The foundations necessary for a civil society to grow and prosper are not a secret. They have been notably on display for centuries in certain countries, and notably absent from certain others. They are 1) the rule of law; 2) separation of powers; 3) no taxation without representation (ie an orderly regular means by which the people can elect their parliamentary representatives); 4) the protection of individual rights including property rights; 5) public faith in the society’s institutions charged with facilitating these foundations. There is little doubt that corporate Australia is damaging public faith. It is also working behind the scenes “co-operatively with Government and other stakeholders” to water down the means by which individual rights have been protected.
These business leaders should be reminding everyone that business has no business in questions of politics. They should remind people that political questions should be handled by Parliament and that the role of business is to make a profit. Only by making a profit can a business demonstrate that it is meeting the needs of both customers and investors.
Brace yourself for 2024. There is a wild ride coming up as the wave carrying public push-back against the forces of wokism gathers force.

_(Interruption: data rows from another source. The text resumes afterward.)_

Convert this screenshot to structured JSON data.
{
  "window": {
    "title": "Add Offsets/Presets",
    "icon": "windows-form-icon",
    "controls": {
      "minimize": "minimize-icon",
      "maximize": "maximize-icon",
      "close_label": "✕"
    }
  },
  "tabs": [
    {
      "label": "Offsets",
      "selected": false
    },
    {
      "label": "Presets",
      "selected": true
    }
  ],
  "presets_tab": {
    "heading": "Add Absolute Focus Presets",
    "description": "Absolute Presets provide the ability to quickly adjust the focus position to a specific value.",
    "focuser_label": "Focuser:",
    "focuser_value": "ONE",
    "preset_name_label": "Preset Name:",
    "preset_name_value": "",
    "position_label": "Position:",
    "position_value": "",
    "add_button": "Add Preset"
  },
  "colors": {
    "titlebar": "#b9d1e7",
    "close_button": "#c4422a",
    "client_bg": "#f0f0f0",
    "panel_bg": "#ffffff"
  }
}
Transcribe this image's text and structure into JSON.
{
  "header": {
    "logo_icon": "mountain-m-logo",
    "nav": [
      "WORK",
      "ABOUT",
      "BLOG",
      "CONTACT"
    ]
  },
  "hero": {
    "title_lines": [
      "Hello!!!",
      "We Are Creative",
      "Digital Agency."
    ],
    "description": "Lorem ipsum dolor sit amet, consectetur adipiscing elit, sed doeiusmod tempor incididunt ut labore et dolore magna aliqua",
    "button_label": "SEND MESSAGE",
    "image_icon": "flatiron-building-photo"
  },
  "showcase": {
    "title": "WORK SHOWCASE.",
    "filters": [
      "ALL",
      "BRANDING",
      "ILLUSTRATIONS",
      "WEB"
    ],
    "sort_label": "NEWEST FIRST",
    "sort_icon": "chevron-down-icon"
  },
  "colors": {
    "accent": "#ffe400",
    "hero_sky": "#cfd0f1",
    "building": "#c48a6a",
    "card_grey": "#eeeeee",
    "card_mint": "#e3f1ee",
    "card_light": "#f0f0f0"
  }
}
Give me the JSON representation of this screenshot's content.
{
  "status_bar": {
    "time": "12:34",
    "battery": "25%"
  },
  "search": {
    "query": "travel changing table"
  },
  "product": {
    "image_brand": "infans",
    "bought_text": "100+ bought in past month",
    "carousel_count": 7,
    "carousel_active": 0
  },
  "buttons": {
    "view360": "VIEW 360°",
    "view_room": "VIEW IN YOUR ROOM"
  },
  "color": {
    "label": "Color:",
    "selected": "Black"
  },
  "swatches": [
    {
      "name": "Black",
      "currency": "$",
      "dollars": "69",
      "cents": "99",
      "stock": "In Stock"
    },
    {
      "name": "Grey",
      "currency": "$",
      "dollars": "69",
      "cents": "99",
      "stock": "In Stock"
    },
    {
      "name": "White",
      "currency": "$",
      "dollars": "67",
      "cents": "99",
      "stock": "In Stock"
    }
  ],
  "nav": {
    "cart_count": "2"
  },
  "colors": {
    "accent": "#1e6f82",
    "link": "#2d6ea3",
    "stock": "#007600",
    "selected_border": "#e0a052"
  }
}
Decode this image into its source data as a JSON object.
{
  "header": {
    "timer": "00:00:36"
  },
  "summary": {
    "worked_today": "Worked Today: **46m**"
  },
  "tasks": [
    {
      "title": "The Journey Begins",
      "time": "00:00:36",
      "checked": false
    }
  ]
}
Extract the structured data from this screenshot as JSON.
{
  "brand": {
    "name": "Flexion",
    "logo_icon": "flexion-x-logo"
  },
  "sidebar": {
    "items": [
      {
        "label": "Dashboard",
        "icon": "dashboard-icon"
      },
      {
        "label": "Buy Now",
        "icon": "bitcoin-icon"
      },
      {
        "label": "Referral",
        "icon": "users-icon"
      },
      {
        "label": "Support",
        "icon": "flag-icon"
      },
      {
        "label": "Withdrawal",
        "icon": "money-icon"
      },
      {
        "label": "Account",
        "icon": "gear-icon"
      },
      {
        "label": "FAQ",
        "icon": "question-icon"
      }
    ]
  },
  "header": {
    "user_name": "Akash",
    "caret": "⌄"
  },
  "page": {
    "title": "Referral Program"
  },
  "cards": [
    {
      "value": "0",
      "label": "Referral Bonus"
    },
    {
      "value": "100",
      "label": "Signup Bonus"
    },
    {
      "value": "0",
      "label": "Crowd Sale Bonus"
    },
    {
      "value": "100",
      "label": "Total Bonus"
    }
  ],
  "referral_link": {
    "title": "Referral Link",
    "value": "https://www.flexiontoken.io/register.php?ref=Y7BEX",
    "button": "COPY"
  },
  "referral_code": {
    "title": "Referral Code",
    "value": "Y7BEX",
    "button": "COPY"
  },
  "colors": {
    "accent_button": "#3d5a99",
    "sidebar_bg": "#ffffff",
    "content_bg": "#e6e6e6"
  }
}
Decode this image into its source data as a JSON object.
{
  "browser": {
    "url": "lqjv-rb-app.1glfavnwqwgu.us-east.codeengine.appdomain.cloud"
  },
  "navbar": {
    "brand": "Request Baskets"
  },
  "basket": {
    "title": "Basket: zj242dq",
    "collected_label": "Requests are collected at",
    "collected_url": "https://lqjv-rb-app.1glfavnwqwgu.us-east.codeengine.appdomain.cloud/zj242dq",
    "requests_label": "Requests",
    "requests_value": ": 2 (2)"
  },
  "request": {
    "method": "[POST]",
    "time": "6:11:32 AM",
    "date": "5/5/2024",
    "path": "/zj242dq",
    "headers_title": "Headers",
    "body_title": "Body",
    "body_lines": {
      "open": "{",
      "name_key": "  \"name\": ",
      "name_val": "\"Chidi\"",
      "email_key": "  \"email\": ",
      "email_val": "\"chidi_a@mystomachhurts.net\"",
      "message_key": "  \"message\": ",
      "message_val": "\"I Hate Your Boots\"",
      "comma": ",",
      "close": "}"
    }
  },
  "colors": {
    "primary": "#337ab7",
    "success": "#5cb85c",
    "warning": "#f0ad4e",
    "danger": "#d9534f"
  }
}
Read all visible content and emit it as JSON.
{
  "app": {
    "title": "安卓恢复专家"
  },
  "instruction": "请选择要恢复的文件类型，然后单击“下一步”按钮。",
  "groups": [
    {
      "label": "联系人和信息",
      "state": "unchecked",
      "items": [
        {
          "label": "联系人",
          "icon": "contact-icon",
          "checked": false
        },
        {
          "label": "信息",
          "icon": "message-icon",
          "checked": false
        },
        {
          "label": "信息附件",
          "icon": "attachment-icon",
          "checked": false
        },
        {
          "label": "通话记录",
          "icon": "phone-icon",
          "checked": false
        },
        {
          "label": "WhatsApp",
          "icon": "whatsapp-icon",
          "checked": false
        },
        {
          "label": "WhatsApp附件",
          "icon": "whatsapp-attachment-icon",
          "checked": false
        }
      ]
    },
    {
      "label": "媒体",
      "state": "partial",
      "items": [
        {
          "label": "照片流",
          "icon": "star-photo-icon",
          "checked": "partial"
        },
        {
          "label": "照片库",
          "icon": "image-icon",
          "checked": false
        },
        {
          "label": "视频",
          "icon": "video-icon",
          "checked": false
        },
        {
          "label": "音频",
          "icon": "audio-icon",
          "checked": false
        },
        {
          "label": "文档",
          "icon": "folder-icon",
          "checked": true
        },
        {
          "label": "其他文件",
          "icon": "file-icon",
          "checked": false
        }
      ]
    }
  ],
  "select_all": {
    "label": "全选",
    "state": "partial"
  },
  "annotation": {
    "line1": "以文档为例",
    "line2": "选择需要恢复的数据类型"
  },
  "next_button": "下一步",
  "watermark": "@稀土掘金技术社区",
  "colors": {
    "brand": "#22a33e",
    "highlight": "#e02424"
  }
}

I leave you with one aside – the inevitability of the rise of the term ‘woke’. It started to appear in language around 10 to 15 years ago and by now it is universal. Fascism means a co-opting of the public institutions, under the threat of violence, by an authoritarian governing power. Unlike communism, fascists felt no need to own the institutions, just the need to control them. The institutions so co-opted were the police, the media, the schools and universities, the banks, the arts and finally the law. People of the left of the political divide have used the term ‘fascist pig’ a lot to describe those they thought were the rich and powerful oppressors in society. In recent decades, it became increasingly obvious that the rich and powerful oppressors were actually those who previously liked to bandy the term ‘fascist’ around. Look around the world, most obviously on display in the pandemic period, and you will see left wing authoritarian governments imposing the harshest controls over the people using the institutions of the media, the banks, the police, the law etc. China, US Democrats, Canadian liberals, Australian and NZ Labor governments etc. Fascists calling others fascists only exposed the duplicity in that claim. A new word was needed to describe the feel-good public image of the left. Woke was the result. It originated from the left to describe themselves and enable the continued use of ‘fascist’ as a cultural weapon of war. However, it is now used more by the rest of us who find it useful to describe the forces, formerly called fascism, on display. Like most creations of the Left, it backfired.